Тайные виды на гору Фудзи
Часть 15 из 55 Информация о книге
Для доступа к библиотеке пройдите авторизацию
Я помню, мы в школе читали сказку Льва Толстого «Много ли человеку земли нужно». Про то, как жадный человек пытался за день обежать много-много земли, чтобы по уговору взять ее в собственность. В конце концов он не успел вернуться в установленное место вовремя и грохнулся на землю мертвый. И досталось ему ровно три аршина – чтобы его там зарыли.
«Ай, молодец, – закричал старшина, – много земли завладел…»
Толстой, как я понял, издевался таким образом над бизнес-сообществом. Ну, не он один – голь на выдумки хитра. Хотя, как вспомню Борьку с Бадри… Ну да ладно, грустная тема.
Я тогда подумал, что правильный вывод из сказки такой – бизнес надо верно планировать. Чтобы точно знать, сколько земли успеешь реально обежать за день. Но могли быть, наверно, и другие прочтения.
Тот же самый вопрос встал теперь передо мной прямо в джане: много ли человеку блаженства надо? Допустим, можно вместо плюгавого земляного червя стать изнывающей от счастья звездой…
Но зачем?
Я уже говорил, что во второй джане вопрос только в том, сколько блаженства сознание в состоянии вместить. Много ли ему, так сказать, нужно кайфа. Сначала кажется, что много. И всегда будет нужно много. И чем больше, тем лучше.
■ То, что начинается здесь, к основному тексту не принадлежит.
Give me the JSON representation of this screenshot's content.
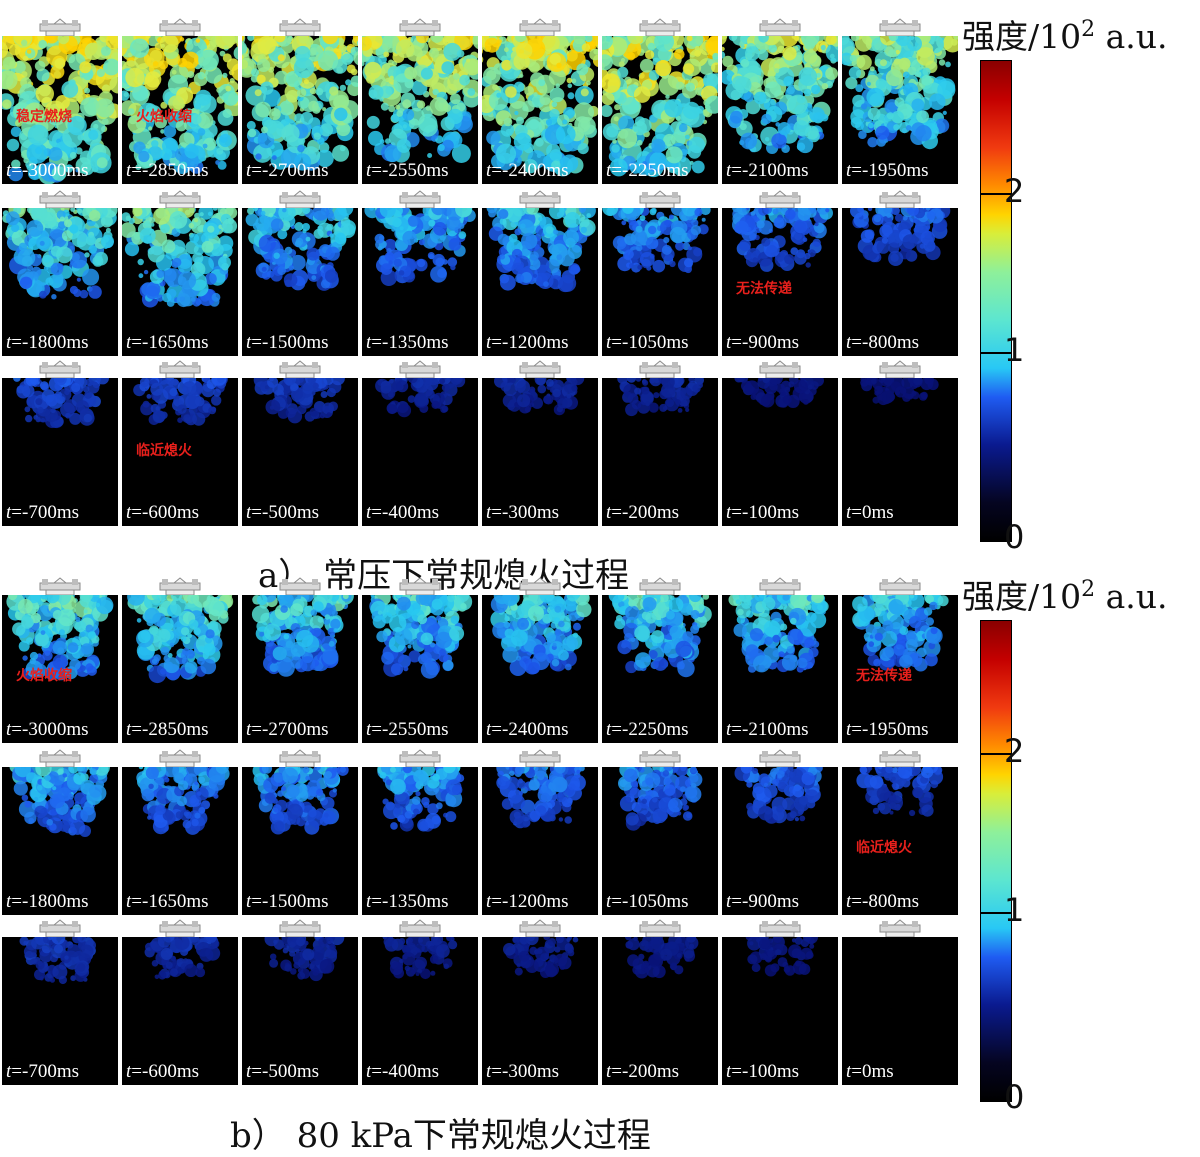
{
  "colorbar": {
    "title": "强度/10",
    "title_sup": "2",
    "title_unit": "a.u.",
    "ticks": [
      "2",
      "1",
      "0"
    ]
  },
  "panels": [
    {
      "caption": "a） 常压下常规熄火过程",
      "rows": [
        [
          "-3000ms",
          "-2850ms",
          "-2700ms",
          "-2550ms",
          "-2400ms",
          "-2250ms",
          "-2100ms",
          "-1950ms"
        ],
        [
          "-1800ms",
          "-1650ms",
          "-1500ms",
          "-1350ms",
          "-1200ms",
          "-1050ms",
          "-900ms",
          "-800ms"
        ],
        [
          "-700ms",
          "-600ms",
          "-500ms",
          "-400ms",
          "-300ms",
          "-200ms",
          "-100ms",
          "0ms"
        ]
      ],
      "intensity": [
        [
          0.95,
          0.9,
          0.85,
          0.8,
          0.9,
          0.9,
          0.75,
          0.7
        ],
        [
          0.55,
          0.6,
          0.45,
          0.4,
          0.45,
          0.35,
          0.3,
          0.25
        ],
        [
          0.2,
          0.18,
          0.15,
          0.1,
          0.1,
          0.1,
          0.05,
          0.03
        ]
      ],
      "annotations": [
        {
          "text": "稳定燃烧",
          "row": 0,
          "col": 0
        },
        {
          "text": "火焰收缩",
          "row": 0,
          "col": 1
        },
        {
          "text": "无法传递",
          "row": 1,
          "col": 6
        },
        {
          "text": "临近熄火",
          "row": 2,
          "col": 1
        }
      ]
    },
    {
      "caption": "b） 80 kPa下常规熄火过程",
      "rows": [
        [
          "-3000ms",
          "-2850ms",
          "-2700ms",
          "-2550ms",
          "-2400ms",
          "-2250ms",
          "-2100ms",
          "-1950ms"
        ],
        [
          "-1800ms",
          "-1650ms",
          "-1500ms",
          "-1350ms",
          "-1200ms",
          "-1050ms",
          "-900ms",
          "-800ms"
        ],
        [
          "-700ms",
          "-600ms",
          "-500ms",
          "-400ms",
          "-300ms",
          "-200ms",
          "-100ms",
          "0ms"
        ]
      ],
      "intensity": [
        [
          0.55,
          0.55,
          0.5,
          0.5,
          0.5,
          0.5,
          0.5,
          0.45
        ],
        [
          0.4,
          0.35,
          0.35,
          0.35,
          0.3,
          0.3,
          0.25,
          0.2
        ],
        [
          0.15,
          0.12,
          0.1,
          0.08,
          0.08,
          0.06,
          0.05,
          0.0
        ]
      ],
      "annotations": [
        {
          "text": "火焰收缩",
          "row": 0,
          "col": 0
        },
        {
          "text": "无法传递",
          "row": 0,
          "col": 7
        },
        {
          "text": "临近熄火",
          "row": 1,
          "col": 7
        }
      ]
    }
  ],
  "time_prefix": "t=",
  "colors": {
    "annotation": "#e8201c",
    "frame_bg": "#000000"
  }
}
Но когда мы снова окунулись в это переживание невыразимого по масштабам наслаждения, оно вдруг показалось мне чем-то грубым.
Это было, как говорят англичане, gross[8].
Сейчас мне приходит в голову такое сравнение. Вот роза – красивая, ароматная, сильная… Mighty like a rose[9], сказал когда-то Элвис Костелло. Но рядом с розой – насколько изящен одуванчик! И какой грубой, даже вульгарной покажется роза, когда увидишь и оценишь ажурную красоту одуванчика!
Вот и тут было что-то похожее. Я догадался (даже если эти быстрые понимания-инсайты были не вполне моими, я переживал их как свои), что дело не в силе наслаждения.
У наслаждения не было никакой собственной силы.
Дело было в сфокусированности и спокойствии ума. Наслаждение в джане кажется сильным не потому, что оно таково само по себе, а потому что непоколебимо сосредоточен нацеленный на него ум. Это как с микроскопом – можно навести его на точку, и она покажется гигантской. Собственные ее размеры не имеют при этом значения.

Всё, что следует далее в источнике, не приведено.